He's on the cover of the NBA Register and the Seattle SuperSonics' media guide. He's in Reebok commercials and on the side of a downtown Seattle building, far larger than life.
Yes, Shawn Kemp seems to be everywhere.
Everywhere, that is, except where he's supposed to be.
Last night, for example, Kemp was supposed to be at a media gathering that serves as the first official function of Sonic training camp. But he wasn't, stoking speculation that he intended to hold out in a quest for something the Sonics cannot provide - a contract adjustment.
Sonic president Wally Walker said he was informed of the "strong likelihood" that Kemp would not attend last night's affair. Kemp will be fined by the team, probably $1,500 to $2,000. Walker said there was a chance the All-Star power forward would skip today's opening workout of training camp, but was not certain.
"It's not a nonissue," Walker said, "but it's not a big issue unless he starts missing practices."
Veteran center Sam Perkins also missed the media function and will be fined, Walker said.
Nobody seems to know what's on Kemp's mind, except for friends and associates who have maintained that Kemp has talked about the possibility of boycotting training camp. Kemp is said to be miffed over falling from first on the Sonic payroll to sixth.
Nearly half of the Sonic roster - including Gary Payton, who signed a seven-year, $87.5 million deal, and newcomer Jim McIlvaine, who signed for $33 million over seven years - received significant raises through the free-agent market during the summer.
After making $4.8 million last year, including a $2.1 million signing bonus, Kemp is scheduled to make $3 million in the second year of a seven-year extension he signed in 1993. Kemp signed another extension, for a $14.6 million balloon payment in 2002-03, two years ago.
It is that latter signature that sabotages Kemp now. According to the collective-bargaining agreement between the NBA and its players, a player cannot even suggest altering a contract until three years after signing his latest extension. So even if the Sonics wanted to do something for Kemp, they would be forbidden from doing so.
"In that situation, you sign a deal, you honor it," said co-captain Nate McMillan, who will make $1.3 million this season. "Whether he has a legitimate gripe or not, it's on him. If the market passes you by, sometimes you just have to deal with it and move on."

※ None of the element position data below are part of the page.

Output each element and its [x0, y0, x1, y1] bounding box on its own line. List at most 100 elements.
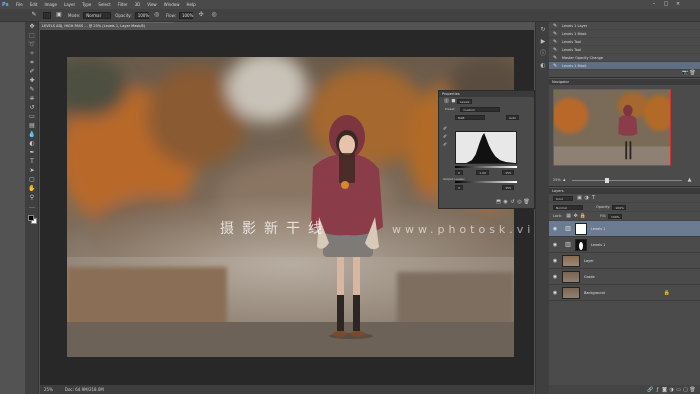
- new-adjustment-icon[interactable]: ◑: [668, 387, 675, 393]
- zoom-level[interactable]: 25%: [44, 387, 53, 392]
- brush-size-field[interactable]: [43, 11, 51, 19]
- layer-row[interactable]: ◉ Grade: [549, 269, 700, 285]
- color-panel-icon[interactable]: ◐: [538, 61, 548, 70]
- gray-eyedropper-icon[interactable]: ✐: [443, 133, 451, 141]
- move-tool-icon[interactable]: ✥: [27, 23, 37, 31]
- lock-position-icon[interactable]: ✥: [572, 213, 579, 219]
- maximize-button[interactable]: □: [662, 1, 670, 7]
- reset-icon[interactable]: ↺: [509, 199, 516, 205]
- crop-tool-icon[interactable]: ⌗: [27, 59, 37, 67]
- marquee-tool-icon[interactable]: ⬚: [27, 32, 37, 40]
- mode-select[interactable]: Normal: [83, 11, 112, 19]
- menu-filter[interactable]: Filter: [118, 2, 128, 7]
- layer-row[interactable]: ◉ ▥ Levels 1: [549, 237, 700, 253]
- zoom-slider-knob[interactable]: [604, 177, 609, 183]
- history-brush-icon[interactable]: ↺: [27, 104, 37, 112]
- type-tool-icon[interactable]: T: [27, 158, 37, 166]
- menu-3d[interactable]: 3D: [135, 2, 141, 7]
- delete-layer-icon[interactable]: 🗑: [689, 387, 696, 393]
- clip-icon[interactable]: ⬒: [495, 199, 502, 205]
- zoom-out-icon[interactable]: ▴: [561, 177, 568, 183]
- lock-pixels-icon[interactable]: ▦: [565, 213, 572, 219]
- kind-filter[interactable]: Kind: [553, 195, 573, 201]
- fill-field[interactable]: 100%: [608, 213, 623, 219]
- brush-tool-icon[interactable]: ✎: [30, 11, 38, 19]
- clone-stamp-icon[interactable]: ⎈: [27, 95, 37, 103]
- link-layers-icon[interactable]: 🔗: [647, 387, 654, 393]
- white-eyedropper-icon[interactable]: ✐: [443, 141, 451, 149]
- new-snapshot-icon[interactable]: 📷: [682, 70, 689, 76]
- layer-mask-thumb[interactable]: [575, 238, 587, 251]
- quick-select-icon[interactable]: ✧: [27, 50, 37, 58]
- history-item[interactable]: ✎ Levels Tool: [549, 46, 700, 54]
- add-mask-icon[interactable]: ◙: [661, 387, 668, 393]
- actions-panel-icon[interactable]: ▶: [538, 37, 548, 46]
- airbrush-icon[interactable]: ✣: [197, 11, 205, 19]
- brush-panel-icon[interactable]: ▣: [55, 11, 63, 19]
- menu-file[interactable]: File: [16, 2, 23, 7]
- layer-row[interactable]: ◉ Layer: [549, 253, 700, 269]
- blur-tool-icon[interactable]: 💧: [27, 131, 37, 139]
- navigator-title[interactable]: Navigator: [549, 79, 700, 85]
- new-layer-icon[interactable]: ▢: [682, 387, 689, 393]
- brush-tool-icon[interactable]: ✎: [27, 86, 37, 94]
- menu-type[interactable]: Type: [82, 2, 91, 7]
- eye-icon[interactable]: ◉: [551, 258, 559, 264]
- shape-tool-icon[interactable]: ▢: [27, 176, 37, 184]
- lasso-tool-icon[interactable]: ➰: [27, 41, 37, 49]
- layer-row[interactable]: ◉ Background 🔒: [549, 285, 700, 301]
- menu-help[interactable]: Help: [186, 2, 195, 7]
- history-item[interactable]: ✎ Levels Tool: [549, 38, 700, 46]
- flow-field[interactable]: 100%: [178, 11, 193, 19]
- filter-pixel-icon[interactable]: ▣: [576, 195, 583, 201]
- eye-icon[interactable]: ◉: [551, 242, 559, 248]
- eyedropper-tool-icon[interactable]: ✐: [27, 68, 37, 76]
- path-select-icon[interactable]: ➤: [27, 167, 37, 175]
- layer-opacity-field[interactable]: 100%: [612, 204, 627, 210]
- history-item[interactable]: ✎ Levels 1 Mask: [549, 30, 700, 38]
- delete-state-icon[interactable]: 🗑: [689, 70, 696, 76]
- foreground-color-swatch[interactable]: [28, 215, 34, 221]
- black-eyedropper-icon[interactable]: ✐: [443, 125, 451, 133]
- auto-button[interactable]: Auto: [506, 114, 519, 120]
- menu-layer[interactable]: Layer: [64, 2, 75, 7]
- minimize-button[interactable]: –: [650, 1, 658, 7]
- input-gamma[interactable]: 1.00: [476, 170, 489, 175]
- pressure-size-icon[interactable]: ◎: [210, 11, 218, 19]
- view-previous-icon[interactable]: ◉: [502, 199, 509, 205]
- history-item[interactable]: ✎ Levels 1 Layer: [549, 22, 700, 30]
- menu-window[interactable]: Window: [164, 2, 180, 7]
- info-panel-icon[interactable]: ⓘ: [538, 49, 548, 58]
- zoom-slider[interactable]: [571, 177, 682, 183]
- new-group-icon[interactable]: ▭: [675, 387, 682, 393]
- delete-icon[interactable]: 🗑: [523, 199, 530, 205]
- menu-select[interactable]: Select: [98, 2, 110, 7]
- navigator-thumbnail[interactable]: [553, 89, 671, 166]
- mask-icon[interactable]: ◼: [450, 98, 457, 104]
- more-tools-icon[interactable]: …: [27, 203, 37, 211]
- eye-icon[interactable]: ◉: [551, 290, 559, 296]
- layer-row[interactable]: ◉ ▥ Levels 1: [549, 221, 700, 237]
- hand-tool-icon[interactable]: ✋: [27, 185, 37, 193]
- opacity-field[interactable]: 100%: [134, 11, 149, 19]
- levels-tab[interactable]: Levels: [457, 98, 473, 104]
- filter-type-icon[interactable]: T: [590, 195, 597, 201]
- document-tab[interactable]: LEVELS ADJ, HIGH PASS ... @ 25% (Levels …: [39, 22, 174, 29]
- visibility-icon[interactable]: ◎: [516, 199, 523, 205]
- history-item[interactable]: ✎ Master Opacity Change: [549, 54, 700, 62]
- output-black[interactable]: 0: [455, 185, 463, 190]
- eye-icon[interactable]: ◉: [551, 226, 559, 232]
- history-panel-icon[interactable]: ↻: [538, 25, 548, 34]
- fx-icon[interactable]: ƒ: [654, 387, 661, 393]
- menu-view[interactable]: View: [147, 2, 157, 7]
- eye-icon[interactable]: ◉: [551, 274, 559, 280]
- gradient-tool-icon[interactable]: ▤: [27, 122, 37, 130]
- zoom-tool-icon[interactable]: ⚲: [27, 194, 37, 202]
- lock-all-icon[interactable]: 🔒: [579, 213, 586, 219]
- layer-mask-thumb[interactable]: [575, 222, 587, 235]
- menu-image[interactable]: Image: [44, 2, 57, 7]
- blend-mode-select[interactable]: Normal: [553, 204, 583, 210]
- channel-select[interactable]: RGB: [455, 114, 485, 120]
- close-button[interactable]: ×: [674, 1, 682, 7]
- healing-tool-icon[interactable]: ✚: [27, 77, 37, 85]
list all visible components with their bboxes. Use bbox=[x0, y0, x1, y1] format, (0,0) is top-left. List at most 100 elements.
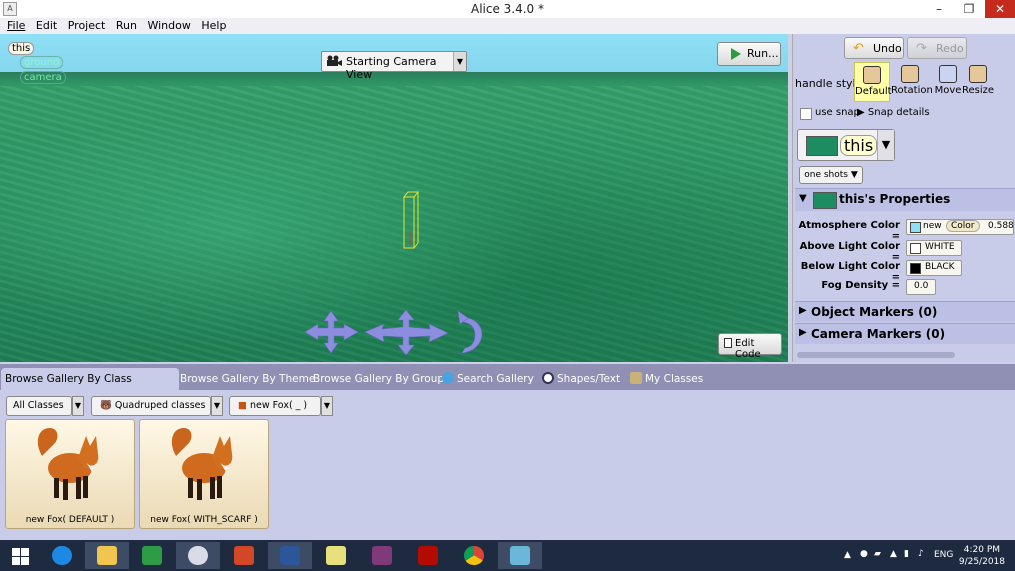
scene-tree-ground[interactable]: ground bbox=[20, 56, 64, 69]
folder-icon bbox=[630, 372, 642, 384]
camera-markers-header[interactable]: ▶ Camera Markers (0) bbox=[795, 323, 1015, 344]
window-title: Alice 3.4.0 * bbox=[470, 2, 545, 16]
windows-taskbar: ▲ ● ▰ ▲ ▮ ♪ ENG 4:20 PM 9/25/2018 bbox=[0, 540, 1015, 571]
color-constructor: Color bbox=[946, 220, 980, 232]
powerpoint-icon[interactable] bbox=[222, 542, 266, 569]
properties-title: this's Properties bbox=[839, 192, 951, 206]
redo-icon: ↷ bbox=[916, 41, 927, 56]
tab-class-hierarchy[interactable]: Browse Gallery By Class Hierarchy bbox=[1, 368, 179, 407]
sticky-notes-icon[interactable] bbox=[314, 542, 358, 569]
store-icon[interactable] bbox=[130, 542, 174, 569]
camera-icon bbox=[327, 55, 342, 66]
handle-style-rotation[interactable]: Rotation bbox=[891, 62, 933, 100]
people-icon[interactable]: ● bbox=[860, 549, 868, 559]
tab-shapes-text[interactable]: Shapes/Text bbox=[538, 368, 624, 390]
battery-icon[interactable]: ▮ bbox=[904, 549, 909, 559]
triangle-right-icon: ▶ bbox=[799, 305, 807, 316]
handle-move-label: Move bbox=[934, 85, 962, 96]
menu-window[interactable]: Window bbox=[147, 18, 190, 34]
chevron-down-icon[interactable]: ▼ bbox=[72, 396, 84, 416]
chevron-down-icon[interactable]: ▼ bbox=[211, 396, 223, 416]
menu-file[interactable]: File bbox=[7, 18, 25, 34]
close-icon[interactable]: ✕ bbox=[985, 0, 1015, 18]
fog-density-value[interactable]: 0.0 bbox=[906, 279, 936, 295]
atmosphere-color-value[interactable]: new Color 0.588 bbox=[906, 219, 1014, 235]
properties-header[interactable]: ▼ this's Properties bbox=[795, 188, 1015, 211]
fog-density-label: Fog Density = bbox=[821, 280, 900, 291]
language-indicator[interactable]: ENG bbox=[934, 550, 953, 560]
scene-tree-camera[interactable]: camera bbox=[20, 71, 66, 84]
triangle-down-icon: ▼ bbox=[799, 193, 807, 204]
manipulator-handles[interactable] bbox=[300, 307, 490, 357]
tab-search[interactable]: Search Gallery bbox=[438, 368, 538, 390]
selected-object-dropdown[interactable]: this ▼ bbox=[797, 129, 895, 161]
onenote-icon[interactable] bbox=[360, 542, 404, 569]
rotation-handle-icon bbox=[901, 65, 919, 83]
chevron-up-icon[interactable]: ▲ bbox=[844, 550, 851, 560]
breadcrumb-all-classes[interactable]: All Classes ▼ bbox=[6, 396, 84, 416]
run-button[interactable]: Run... bbox=[717, 42, 781, 66]
object-markers-header[interactable]: ▶ Object Markers (0) bbox=[795, 301, 1015, 322]
undo-icon: ↶ bbox=[853, 41, 864, 56]
below-light-value[interactable]: BLACK bbox=[906, 260, 962, 276]
handle-style-default[interactable]: Default bbox=[854, 62, 892, 102]
above-light-value[interactable]: WHITE bbox=[906, 240, 962, 256]
snap-details-label: Snap details bbox=[867, 107, 930, 118]
selection-bounding-box bbox=[403, 191, 419, 249]
minimize-icon[interactable]: – bbox=[924, 0, 954, 18]
restore-icon[interactable]: ❐ bbox=[954, 0, 984, 18]
move-arrows-icon bbox=[364, 309, 449, 356]
gallery-item-fox-default[interactable]: new Fox( DEFAULT ) bbox=[5, 419, 135, 529]
volume-icon[interactable]: ♪ bbox=[918, 549, 924, 559]
breadcrumb-new-fox[interactable]: ■ new Fox( _ ) ▼ bbox=[229, 396, 333, 416]
chevron-down-icon: ▼ bbox=[453, 52, 466, 71]
handle-style-resize[interactable]: Resize bbox=[959, 62, 997, 100]
tab-my-classes[interactable]: My Classes bbox=[626, 368, 707, 390]
gallery-item-caption: new Fox( DEFAULT ) bbox=[25, 515, 115, 525]
menu-project[interactable]: Project bbox=[68, 18, 106, 34]
undo-label: Undo bbox=[873, 42, 902, 55]
gallery-item-fox-scarf[interactable]: new Fox( WITH_SCARF ) bbox=[139, 419, 269, 529]
breadcrumb-quadruped[interactable]: 🐻 Quadruped classes ▼ bbox=[91, 396, 223, 416]
menu-edit[interactable]: Edit bbox=[36, 18, 57, 34]
tab-theme[interactable]: Browse Gallery By Theme bbox=[176, 368, 319, 390]
acrobat-icon[interactable] bbox=[406, 542, 450, 569]
horizontal-scrollbar[interactable] bbox=[797, 352, 955, 358]
atmosphere-color-number: 0.588 bbox=[988, 221, 1014, 231]
word-icon[interactable] bbox=[268, 542, 312, 569]
scene-view[interactable]: this ground camera Starting Camera View … bbox=[0, 34, 788, 362]
edit-code-label: Edit Code bbox=[735, 338, 761, 360]
one-shots-button[interactable]: one shots ▼ bbox=[799, 166, 863, 184]
chevron-down-icon[interactable]: ▼ bbox=[321, 396, 333, 416]
wifi-icon[interactable]: ▲ bbox=[890, 549, 897, 559]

Kemp skipped the first three days of camp to get his $14.6 million in 1994. Teammates expressed concern over the absence then, especially in light of an aborted trade that summer that would have sent Kemp to Chicago for Scottie Pippen.
This time, the concern is of a different nature. The Sonics are coming off a run to the NBA Finals fueled largely by improved team chemistry. Plus, evidenced by his popularity in NBA-sanctioned propaganda, Kemp could be on the verge of major marketing breakthroughs.
"I have tremendous respect for what Shawn's done," Sonic Coach George Karl said. "I don't think anyone's gained more respect for our success last year than Shawn. . . . He was immense."